Kyle Stevens, author of Mike Nichols: Sex, Language and the Reinvention of Psychological Realism is here to review Anne Hathaway's latest.
The Intern follows 70-year-old and retired Ben, played by Robert de Niro (who has never seemed more like a Bobby). Having enjoyed a happy and prosperous life, Ben now finds himself so uninspired by endless leisure activities that he decides he deserves another go on the merry-go-round. He lands the film’s titular position at a women’s clothing startup created and run by Anne Hathaway’s Jules, who, we are told, is a difficult woman to work for despite all evidence to the contrary. Ben and Jules become friends, as Jules realizes that even an old be-suited, briefcased, handkerchief carrying man—the icon of conservative, 1950s patriarchy—may have worth. Disturbing as this is, especially at first, The Intern gives us a real man-woman friendship—that rarest of on-screen sights, even if it is here rendered “safe” by Ben’s age.
De Niro and Hathaway shine, particularly in a hotel scene that gives them time to plumb the depth of writer and director Nancy Meyers’ characters. Meyers is one of our best character writers, but The Intern’s frenzied workplace setting doesn’t afford us time to fall in love with her creations as we did in, say, Something’s Gotta Give (2003), where Meyers simply put the camera in front of Diane Keaton and let her go. [more...]
That said, the film plays to Meyers’ fans. Like Something’s Gotta Give, it features a stony, male character anxious about his age and heart health and a flinty, ambitious female. As in The Holiday (2006), there is an attempt to recuperate old vocabulary from a supposedly more genteel era. And, of course, there is a lot of beige and slate blue. And I mean a lot.
However, I think it’s a mistake to see the story as an excuse for objectionably privileged viewers to ogle lux décor, as many critics have done. In the 1930s, even during the worst days of The Great Depression, movie audiences eagerly huddled into theaters to see comedies with beautiful people wearing beautiful clothes in beautiful rooms. Such visions were a collective fantasy, an escape. Nowadays, if you’ve read any of the reviews of The Intern or mentions of Meyers, you know that both are taking a lot of heat for offering images of fashionable abodes unobtainable to the masses. Even Jeff Goldstein at Warner Bros. (who is distributing the picture) said:
Nancy Meyers really is a brand onto herself [sic]…It’s not just the stories that attracts people. It’s the lifestyle, it’s the sets, it’s the clothes.”
And he’s right. This is what appeared when I Googled “Nancy Meyers movie”:
But craving a kitchen that would make Ina Garten green can be just a fantasy.
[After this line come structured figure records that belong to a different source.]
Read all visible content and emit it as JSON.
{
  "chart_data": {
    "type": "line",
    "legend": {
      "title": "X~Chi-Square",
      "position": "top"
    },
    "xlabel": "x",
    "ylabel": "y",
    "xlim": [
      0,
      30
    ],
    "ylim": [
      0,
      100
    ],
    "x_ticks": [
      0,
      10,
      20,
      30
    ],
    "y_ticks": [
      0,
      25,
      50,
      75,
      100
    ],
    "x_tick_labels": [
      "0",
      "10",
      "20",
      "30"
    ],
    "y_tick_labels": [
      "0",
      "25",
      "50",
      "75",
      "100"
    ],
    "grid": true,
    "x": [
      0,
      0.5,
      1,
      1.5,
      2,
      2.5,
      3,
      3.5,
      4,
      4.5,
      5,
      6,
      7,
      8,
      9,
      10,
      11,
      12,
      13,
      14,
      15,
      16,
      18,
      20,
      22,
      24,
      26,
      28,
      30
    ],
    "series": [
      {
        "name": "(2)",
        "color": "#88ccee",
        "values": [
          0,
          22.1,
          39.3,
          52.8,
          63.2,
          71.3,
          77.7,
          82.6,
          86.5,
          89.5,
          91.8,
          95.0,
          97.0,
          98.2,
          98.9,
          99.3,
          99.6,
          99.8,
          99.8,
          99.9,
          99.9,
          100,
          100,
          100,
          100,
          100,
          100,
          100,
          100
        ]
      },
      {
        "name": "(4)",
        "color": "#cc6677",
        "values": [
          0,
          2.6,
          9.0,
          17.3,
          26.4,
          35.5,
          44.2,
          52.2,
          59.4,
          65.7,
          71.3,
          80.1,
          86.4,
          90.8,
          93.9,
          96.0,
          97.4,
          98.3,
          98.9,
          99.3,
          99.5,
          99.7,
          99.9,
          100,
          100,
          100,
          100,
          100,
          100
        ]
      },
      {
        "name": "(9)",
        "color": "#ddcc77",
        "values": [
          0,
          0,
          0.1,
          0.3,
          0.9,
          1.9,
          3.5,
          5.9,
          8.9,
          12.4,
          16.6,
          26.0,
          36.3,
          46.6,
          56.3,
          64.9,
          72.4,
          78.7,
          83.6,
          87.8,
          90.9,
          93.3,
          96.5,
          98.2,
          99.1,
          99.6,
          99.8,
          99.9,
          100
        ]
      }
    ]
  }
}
It doesn’t necessarily mean that such audience members resist the equal distribution of wealth in reality, though I realize that this is a fine line. My concern is that the critical animosity about Meyers’ interest in “lifestyle” has to do with the fact that she is a woman. Meyers clearly follows in a tradition of Hollywood Cukor-wannabes, such as Walter Lang and James L. Brooks. But where Brooks has a style, Meyers is a brand.
Beige and slate blue is not just a ritzy, beachy color combo. It evades screaming “feminine” or “masculine” to audiences steeped in today’s gender codes. Meyers’ stories need this. She gives her characters a fair place to play, work, love, and fight. Even though it’s not a romantic comedy, in The Intern, Meyers retains the traditional Hollywood romantic comedy’s narrative conceit of mapping professional and personal success onto one other. One cannot be happy with money or romantic love alone, she tells us again and again. One must have both. In Meyers’ cases, characters tend to put work first, or learn to do so. This premise provides a somewhat feminist cast to her pictures, but, at the same time, it takes on quite a troublingly neoliberal perspective. For instance, if they want to succeed in their jobs or in their sex lives, the non-Ben interns must learn to dress “like men,” not boys. At first, I was taken aback by this. What’s wrong with jeans and hoodies? Who would ever want to bring back the social customs that suits and briefcases symbolize? But given The Intern’s many explicitly feminist statements, it seems odd for Meyers to endorse such obviously conservative values. Perhaps she is asking us to think about how we might use the wisdom and style of the past, and make it our own.
There are real, live questions about the relations of gender and age and aspiration, and of all that to capitalism running throughout The Intern, and they’re dealt with in complex ways. So why are critics just talking about credenzas and clothes?